The Apex Court said employees of lower rung service spend their entire earning in the upkeep and welfare of their family, and if such excess payment is allowed to be recovered from them, it would cause them far more hardship, than the reciprocal gains to the employer. 

"We are therefore satisfied in concluding, that such recovery from employees belonging to the lower rungs (i.e., Class-III and Class-IV - sometimes denoted as Group 'C' and Group 'D') of service, should not be subjected to the ordeal of any recovery, even though they were beneficiaries of receiving higher emoluments, than were due to them. Such recovery would be iniquitous and arbitrary and therefore would also breach the mandate contained in Article 14 of the Constitution," Justice Khehar, who wrote the judgment said. 

The Bench passed the judgment on appeals filed by the Punjab government challenging the judgment of the Punjab and Haryana High court order restraining it from recovering the excess amount paid by mistake to numerous employees over the years. 
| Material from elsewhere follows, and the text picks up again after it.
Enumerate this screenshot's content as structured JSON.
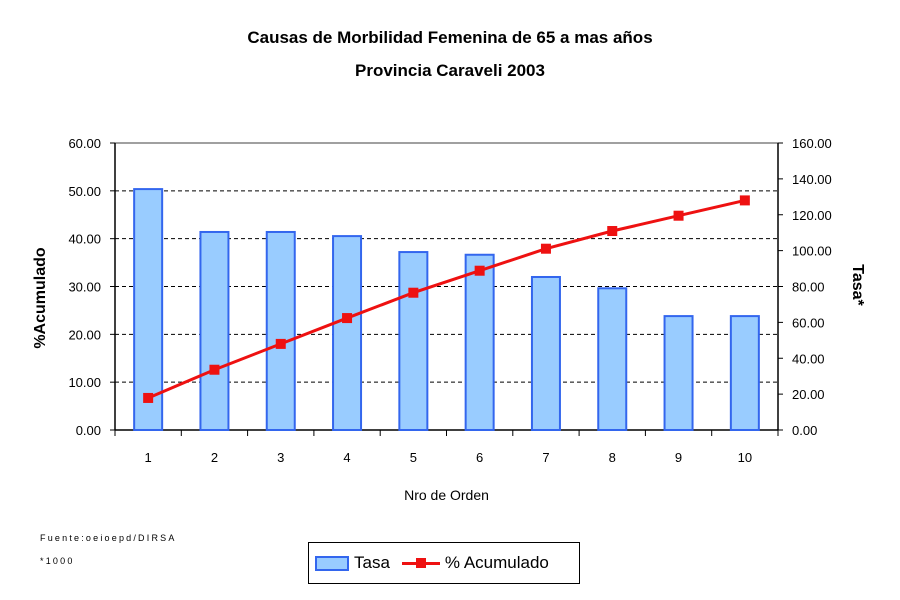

The Court summarized the following few situations, wherein recoveries by the employers, would be impermissible in law:
“(i) Recovery from employees belonging to Class-III and Class-IV service (or Group 'C' and Group 'D' service).
(ii) Recovery from retired employees, or employees who are due to retire within one year, of the order of recovery.
(iii) Recovery from employees, when the excess payment has been made for a period in excess of five years, before the order of recovery is issued.
(iv) Recovery in cases where an employee has wrongfully been required to discharge duties of a higher post, and has been paid accordingly, even though he should have rightfully been required to work against an inferior post.(v) In any other case, where the Court arrives at the conclusion, that recovery if made from the employee, would be iniquitous or harsh or arbitrary to such an extent, as would far outweigh the equitable balance of the employer's right to recover.”